Great discussion here. I really appreciate the initial question and follow up questions/thoughts by others.
I agree with the last poster--the end-game will help you answer this question. I just went through this process in excruciating detail for a duplex I walked away from during the contingency period. Here was my situation:
This was a 100 year old duplex with all but essential maintenance deferred for the last 40 years. It was in a good neighborhood, but the building was in bad shape, and rents reflected that. The market for a 3BR/1.5BA in the area was $1100-$1500, and these units were rented for $900 each. So I ran numbers on several scenarios: keeping the condition and rents the same, doing a medium renovation and fetching maybe $1150/unit, or doing a complete renovation and fetching up to $1400/unit. Then I worked backwards from there and estimated costs associated with each level of rehab and how much rent I could get back from it. In my scenario, because I was estimating pretty high capex and repair budgets because the building was so old and poorly cared for, the most $1400/unit rent level seemed likely to generate the best return. I surveyed other units in the area renting for that level, and the decided on a scope of work to bring it up to that condition.

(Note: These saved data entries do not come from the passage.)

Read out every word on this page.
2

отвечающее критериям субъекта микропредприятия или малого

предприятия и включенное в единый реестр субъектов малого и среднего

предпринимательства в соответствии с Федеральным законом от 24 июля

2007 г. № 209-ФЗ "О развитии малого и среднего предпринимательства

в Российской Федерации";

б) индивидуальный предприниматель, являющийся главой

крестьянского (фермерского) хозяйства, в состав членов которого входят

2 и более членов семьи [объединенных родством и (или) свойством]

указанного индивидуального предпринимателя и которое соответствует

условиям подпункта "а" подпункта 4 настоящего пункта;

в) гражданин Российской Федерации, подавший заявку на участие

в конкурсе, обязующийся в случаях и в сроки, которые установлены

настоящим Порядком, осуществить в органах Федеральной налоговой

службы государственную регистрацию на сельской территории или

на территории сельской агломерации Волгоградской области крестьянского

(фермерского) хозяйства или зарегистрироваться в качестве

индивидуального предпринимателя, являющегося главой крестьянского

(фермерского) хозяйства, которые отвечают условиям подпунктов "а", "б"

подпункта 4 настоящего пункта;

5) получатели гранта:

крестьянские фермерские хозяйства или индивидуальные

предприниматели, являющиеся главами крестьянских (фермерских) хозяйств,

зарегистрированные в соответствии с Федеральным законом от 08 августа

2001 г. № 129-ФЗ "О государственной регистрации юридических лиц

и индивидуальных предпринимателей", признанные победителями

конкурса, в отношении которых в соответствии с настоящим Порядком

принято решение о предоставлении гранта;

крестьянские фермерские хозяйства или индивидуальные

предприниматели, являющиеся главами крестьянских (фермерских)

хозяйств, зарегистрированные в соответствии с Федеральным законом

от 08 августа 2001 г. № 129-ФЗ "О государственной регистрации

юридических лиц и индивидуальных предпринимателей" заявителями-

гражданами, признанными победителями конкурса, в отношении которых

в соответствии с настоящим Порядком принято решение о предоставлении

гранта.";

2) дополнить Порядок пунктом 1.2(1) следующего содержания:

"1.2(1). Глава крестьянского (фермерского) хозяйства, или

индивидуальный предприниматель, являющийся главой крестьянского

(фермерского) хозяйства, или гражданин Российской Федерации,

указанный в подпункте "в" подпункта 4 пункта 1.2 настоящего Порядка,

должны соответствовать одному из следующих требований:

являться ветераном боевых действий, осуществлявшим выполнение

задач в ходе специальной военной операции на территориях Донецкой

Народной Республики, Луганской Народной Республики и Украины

In the end, I walked away because (estimating conservatively), my cash on cash return would have been only 8%, and given the amount of risk involved in such a big job, I didn't think that was worth it. But the process was really valuable to me, and well worth the time investment.
In your case, as others have pointed out, you should first figure out what needs to be done, and why. You don't want to under-rehab the property, but you don't want to over-rehab either. Once you have that figured out, only then can you (with the assistance of collaborators or partners) estimate the expenses involved. There may be different scenarios that are workable, depending on the property and your situation, and you will have to figure out what in your case is likely to provide the best return.